In this blog, I will be summarizing and analyzing three texts from the “Victorian Views” section of Robert Browning’s Poetry: “Browning’s Alleged Carelessness,” by William Morris; “Strictures on Browning,” by Gerard Manley Hopkins; and “Browning as a ‘Writer of Fiction,’” by Oscar Wilde. Morris, Hopkins, and Wilde were all Victorian authors themselves, so I was interested in their views on Browning.

Summary
Taken together, these three excerpts give the reader a good sense of the Victorian debates about Robert Browning’s poetry. While Morris and Wilde are both great fans of Browning, Hopkins aligns himself with other Browning detractors. One of the arguments against his poetry is that it was too obscure, and it is with this claim that Morris disagrees. Those who claim obscurity, he argues, do so based on a narrow reading of Browning’s early poems only. His beef with such critics is that their views—erroneous but popular—discourage people from even attempting Browning’s poetry. Wilde’s piece is primarily an argument for Browning “as the most supreme writer of fiction [whose] sense of dramatic situation was unrivalled” (519). Hopkins, on the other hand, thinks Browning’s poetry is frigid, claiming that “Any untruth to nature, to human nature, is frigid” (516). Hopkins openly aligns himself with the early critics who dismissed Browning for being too obscure, concluding that “Browning is not really a poet” (517).

Analysis
I was disappointed to read that Hopkins doesn’t think Browning is a real poet. I haven’t researched his views before, but given that Hopkins also experimented broadly with form, I sort of assumed he would admire Browning for doing the same. I have to wonder if his rejection of Browning isn’t partially based on his own religious views (Hopkins was a Jesuit who often wrote poems—like “The Windhover” and “God’s Grandeur”—that seem to be homages to the glory of God). As Langbaum argued in his essay on dramatic monologue, Browning doesn’t expect his readers to hold with standard Christian theology when they read his religious poems. Instead, the argument for—or against religion—comes entirely from the circumstances inside of the poem. Part of the reason I wonder this is that Hopkins dismisses The Ring and the Book (which he hasn’t read) because he has heard that is isn’t “edifying” or “of our people” (517). In other words, it doesn’t provide moral or religious instruction. While we tend not to critique literature in terms of its potential for edification in the 21st century, Victorian critics had no such qualms.

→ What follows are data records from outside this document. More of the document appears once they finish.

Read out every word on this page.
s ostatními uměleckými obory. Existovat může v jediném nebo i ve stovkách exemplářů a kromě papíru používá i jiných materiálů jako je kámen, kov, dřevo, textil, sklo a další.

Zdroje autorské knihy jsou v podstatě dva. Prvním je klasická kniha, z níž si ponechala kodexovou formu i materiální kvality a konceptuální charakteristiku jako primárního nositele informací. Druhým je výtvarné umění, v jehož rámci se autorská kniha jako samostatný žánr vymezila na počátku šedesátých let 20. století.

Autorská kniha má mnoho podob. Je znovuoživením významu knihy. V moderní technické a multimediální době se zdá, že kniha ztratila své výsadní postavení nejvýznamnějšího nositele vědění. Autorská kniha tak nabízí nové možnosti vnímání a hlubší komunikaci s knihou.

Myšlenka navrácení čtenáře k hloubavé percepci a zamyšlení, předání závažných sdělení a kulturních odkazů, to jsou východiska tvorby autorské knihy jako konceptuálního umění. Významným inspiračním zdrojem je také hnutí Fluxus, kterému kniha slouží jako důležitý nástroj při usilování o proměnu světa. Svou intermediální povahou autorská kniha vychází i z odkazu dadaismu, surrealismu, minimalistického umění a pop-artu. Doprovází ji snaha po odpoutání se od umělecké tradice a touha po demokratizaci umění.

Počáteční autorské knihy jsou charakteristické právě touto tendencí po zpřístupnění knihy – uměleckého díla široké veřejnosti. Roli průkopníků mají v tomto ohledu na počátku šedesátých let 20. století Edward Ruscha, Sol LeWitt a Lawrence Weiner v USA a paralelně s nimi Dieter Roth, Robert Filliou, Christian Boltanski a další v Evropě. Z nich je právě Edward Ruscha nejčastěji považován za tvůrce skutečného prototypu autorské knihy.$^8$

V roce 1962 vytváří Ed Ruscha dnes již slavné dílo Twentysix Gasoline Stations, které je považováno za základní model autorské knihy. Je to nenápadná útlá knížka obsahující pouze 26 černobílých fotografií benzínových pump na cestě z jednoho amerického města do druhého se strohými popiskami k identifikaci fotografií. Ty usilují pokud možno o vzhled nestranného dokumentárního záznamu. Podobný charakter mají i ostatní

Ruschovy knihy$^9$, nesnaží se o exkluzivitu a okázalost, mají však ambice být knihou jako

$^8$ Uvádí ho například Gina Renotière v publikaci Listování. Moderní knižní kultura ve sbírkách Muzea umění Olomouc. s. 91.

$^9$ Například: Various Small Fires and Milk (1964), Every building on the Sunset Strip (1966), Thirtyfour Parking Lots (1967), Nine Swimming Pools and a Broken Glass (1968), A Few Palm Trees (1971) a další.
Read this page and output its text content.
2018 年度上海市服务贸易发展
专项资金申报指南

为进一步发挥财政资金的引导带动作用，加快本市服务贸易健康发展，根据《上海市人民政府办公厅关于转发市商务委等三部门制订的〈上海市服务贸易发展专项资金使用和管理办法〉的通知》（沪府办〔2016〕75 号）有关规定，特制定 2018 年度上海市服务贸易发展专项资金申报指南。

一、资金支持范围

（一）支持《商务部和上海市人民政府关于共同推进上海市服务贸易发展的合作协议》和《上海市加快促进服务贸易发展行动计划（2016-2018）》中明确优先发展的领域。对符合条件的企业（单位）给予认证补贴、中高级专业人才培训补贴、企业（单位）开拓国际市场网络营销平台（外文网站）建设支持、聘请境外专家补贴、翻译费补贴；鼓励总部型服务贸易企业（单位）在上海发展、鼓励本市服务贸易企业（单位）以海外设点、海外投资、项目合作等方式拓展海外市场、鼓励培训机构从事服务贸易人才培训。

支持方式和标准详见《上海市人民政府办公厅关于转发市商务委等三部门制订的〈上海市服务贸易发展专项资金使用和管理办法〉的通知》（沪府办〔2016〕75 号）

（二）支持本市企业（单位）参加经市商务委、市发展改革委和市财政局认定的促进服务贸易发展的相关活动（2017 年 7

I was also struck by Wilde’s argument that Browning is a “supreme writer of fiction.” Although Wilde isn’t concerned with Elizabeth Barrett Browning here, I would argue that she, too, is a skilled fiction writer. For the most part, I like novels. I like to study them, write about them, and teach them. While I enjoy teaching poetry, I don’t often study it or write about it outside of the classroom context. But I’ve always been a fan of the Brownings, and I’ve claimed over the years that the reason I like them so much is that their poems have elements of fiction and narrative in them that we don’t often see in other poetry. More so than other Victorian poetry, theirs is about stories. Because they’re stories relayed via poetry, they lack some of the typical characteristics of fiction—like overt character development—but for the most part, they have similar features.  


Hopkins, Gerard Manley. “Strictures on Browning.” Robert Browning's Poetry. Ed. James F. Loucks
and Andrew M. Stauffer. 2nd Edition. New York: W.W. Norton, 2007. 516-517. Print.

Morris, William. “Browning’s Alleged Carelessness.” Robert Browning's Poetry. Ed. James F. Loucks
and Andrew M. Stauffer. 2nd Edition. New York: W.W. Norton, 2007. 501-502. Print.

Wilde, Oscar. “Browning as ‘Writer of Fiction.’” Robert Browning's Poetry. Ed. James F. Loucks and
Andrew M. Stauffer. 2nd Edition. New York: W.W. Norton, 2007. 517-519. Print.